The Student-Centered Accountability Program seeks to promote and implement an accountability system that is timely, meaningful, considers the whole child and engages community stakeholders in a continuous cycle of improvement and innovation supported by a network of peers.  A group of rural Colorado school districts came together to explore a shared desire for more comprehensive student accountability systems and discussed how they might work together to accomplish this. Five districts - Buena Vista, Kit Carson, La Veta, Buffalo (Merino), and Monte Vista  - jointly designed and piloted the Student-Centered Accountability Program. The Haxtun, Akron, Las Animas, Fleming and Holyoke districts joined for the 2018-2019 school year.  In addition to the core districts, key partners include the Colorado Rural Education Collaborative, Generation Schools Network, Battelle for Kids, University of Colorado - Denver, the Colorado Education Initiative, and the Colorado Rural Schools Alliance.

"While I appreciate the award, I want to be clear that the hard work of the teachers, staff and students are why the S-CAP and the Kit Carson School District are exceeding expectations," stated Framel.

Framel went on to say, "The work that has been done due to our peer observations is phenomenal.  We, as a district, have gone from one day a week preschool to four days, implemented a new teacher evaluation tool, developed a structured plan for professional development, initiated an advisory period to work on social-emotional learning, and adjusted the school calendar and school schedule to accommodate and promote our strengths while working on our weaknesses."

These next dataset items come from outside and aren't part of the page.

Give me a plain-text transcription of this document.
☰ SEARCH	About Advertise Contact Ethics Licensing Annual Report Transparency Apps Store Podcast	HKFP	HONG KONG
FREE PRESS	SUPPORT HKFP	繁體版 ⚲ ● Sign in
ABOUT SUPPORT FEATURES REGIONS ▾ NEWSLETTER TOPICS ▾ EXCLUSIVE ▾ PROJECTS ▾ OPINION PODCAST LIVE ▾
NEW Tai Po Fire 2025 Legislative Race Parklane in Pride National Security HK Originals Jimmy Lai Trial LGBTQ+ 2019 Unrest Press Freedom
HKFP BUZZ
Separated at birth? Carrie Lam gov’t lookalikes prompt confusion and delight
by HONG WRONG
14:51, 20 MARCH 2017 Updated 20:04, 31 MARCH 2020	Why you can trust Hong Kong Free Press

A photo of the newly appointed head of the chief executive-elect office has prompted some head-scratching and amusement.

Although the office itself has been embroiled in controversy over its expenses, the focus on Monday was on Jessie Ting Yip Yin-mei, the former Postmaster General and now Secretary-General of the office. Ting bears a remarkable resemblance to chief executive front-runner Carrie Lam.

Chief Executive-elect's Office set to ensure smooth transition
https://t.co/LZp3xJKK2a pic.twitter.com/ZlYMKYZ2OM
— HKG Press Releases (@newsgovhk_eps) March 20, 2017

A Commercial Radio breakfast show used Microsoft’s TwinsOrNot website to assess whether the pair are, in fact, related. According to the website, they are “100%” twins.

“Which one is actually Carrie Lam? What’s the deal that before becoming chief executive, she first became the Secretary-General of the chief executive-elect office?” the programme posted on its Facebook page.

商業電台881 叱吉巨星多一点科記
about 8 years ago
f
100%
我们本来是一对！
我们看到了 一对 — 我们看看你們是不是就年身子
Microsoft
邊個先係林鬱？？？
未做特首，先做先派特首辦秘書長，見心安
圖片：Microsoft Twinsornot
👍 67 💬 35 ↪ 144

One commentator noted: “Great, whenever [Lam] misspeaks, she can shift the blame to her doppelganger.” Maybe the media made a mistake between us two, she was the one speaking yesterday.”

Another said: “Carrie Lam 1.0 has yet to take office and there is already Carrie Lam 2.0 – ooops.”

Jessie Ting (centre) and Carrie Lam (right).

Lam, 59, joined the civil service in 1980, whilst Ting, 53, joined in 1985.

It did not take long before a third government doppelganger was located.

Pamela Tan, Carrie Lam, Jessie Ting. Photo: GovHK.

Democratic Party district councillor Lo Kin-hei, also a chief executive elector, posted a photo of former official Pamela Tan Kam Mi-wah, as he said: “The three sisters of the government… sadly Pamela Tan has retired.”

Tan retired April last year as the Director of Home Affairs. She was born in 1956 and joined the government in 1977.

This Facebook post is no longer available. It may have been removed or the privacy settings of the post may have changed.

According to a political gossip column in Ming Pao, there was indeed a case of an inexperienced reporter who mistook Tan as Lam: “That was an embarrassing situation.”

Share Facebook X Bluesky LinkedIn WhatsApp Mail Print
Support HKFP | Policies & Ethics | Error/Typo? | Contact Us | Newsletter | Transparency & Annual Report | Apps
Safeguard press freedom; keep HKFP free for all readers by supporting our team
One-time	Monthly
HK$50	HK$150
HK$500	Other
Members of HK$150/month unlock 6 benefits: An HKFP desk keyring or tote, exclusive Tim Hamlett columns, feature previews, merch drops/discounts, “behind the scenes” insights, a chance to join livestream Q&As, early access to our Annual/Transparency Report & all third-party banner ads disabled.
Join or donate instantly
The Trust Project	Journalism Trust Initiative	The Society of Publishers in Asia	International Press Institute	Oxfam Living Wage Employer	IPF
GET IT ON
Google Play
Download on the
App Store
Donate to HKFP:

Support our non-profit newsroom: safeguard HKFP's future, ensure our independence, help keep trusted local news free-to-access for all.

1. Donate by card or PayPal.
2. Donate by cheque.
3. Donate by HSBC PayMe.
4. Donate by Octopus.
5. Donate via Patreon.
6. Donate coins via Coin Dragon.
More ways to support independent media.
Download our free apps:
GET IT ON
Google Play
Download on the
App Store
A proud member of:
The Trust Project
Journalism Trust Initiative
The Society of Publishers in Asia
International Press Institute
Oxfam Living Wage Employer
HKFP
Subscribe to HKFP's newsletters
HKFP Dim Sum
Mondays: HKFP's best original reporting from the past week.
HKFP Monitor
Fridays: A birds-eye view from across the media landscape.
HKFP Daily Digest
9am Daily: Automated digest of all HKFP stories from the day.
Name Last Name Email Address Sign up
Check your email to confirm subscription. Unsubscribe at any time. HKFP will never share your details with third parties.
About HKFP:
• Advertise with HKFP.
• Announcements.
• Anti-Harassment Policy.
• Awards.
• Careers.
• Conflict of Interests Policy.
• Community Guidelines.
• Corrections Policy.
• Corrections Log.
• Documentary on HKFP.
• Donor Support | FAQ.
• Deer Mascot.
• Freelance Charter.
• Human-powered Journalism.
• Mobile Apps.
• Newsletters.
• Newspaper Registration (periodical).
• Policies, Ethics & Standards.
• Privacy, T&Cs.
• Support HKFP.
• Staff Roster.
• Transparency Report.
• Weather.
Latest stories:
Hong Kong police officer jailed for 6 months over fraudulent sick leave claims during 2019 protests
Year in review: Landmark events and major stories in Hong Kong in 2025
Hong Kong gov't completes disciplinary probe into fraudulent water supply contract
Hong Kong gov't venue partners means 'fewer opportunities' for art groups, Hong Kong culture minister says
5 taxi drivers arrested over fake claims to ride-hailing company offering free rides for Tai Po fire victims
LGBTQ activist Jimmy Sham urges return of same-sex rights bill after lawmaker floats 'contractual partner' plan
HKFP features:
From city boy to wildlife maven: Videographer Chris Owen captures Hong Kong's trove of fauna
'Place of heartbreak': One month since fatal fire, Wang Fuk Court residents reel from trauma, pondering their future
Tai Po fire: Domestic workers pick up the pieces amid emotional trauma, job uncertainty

One of the most important principles of the S-CAP involves a System Supports Review.  This one or two-day review has superintendents, principals, teachers and other observers analyze the school district looking for positive and negative trends.  The reviewers use a classroom observation tool, document review, focus group questions, and survey results to provide the district with useful information about trends and happenings in the district.  The school district then uses this information to develop plans and action steps to improve the district. 

"We are extremely careful as we do reviews to make sure that teachers are not being singled out, but that we are analyzing the entire district.  We want to make sure the district is able to have useful information and the Board of Education, staff, and leadership then make decisions at a local level to improve" said Framel.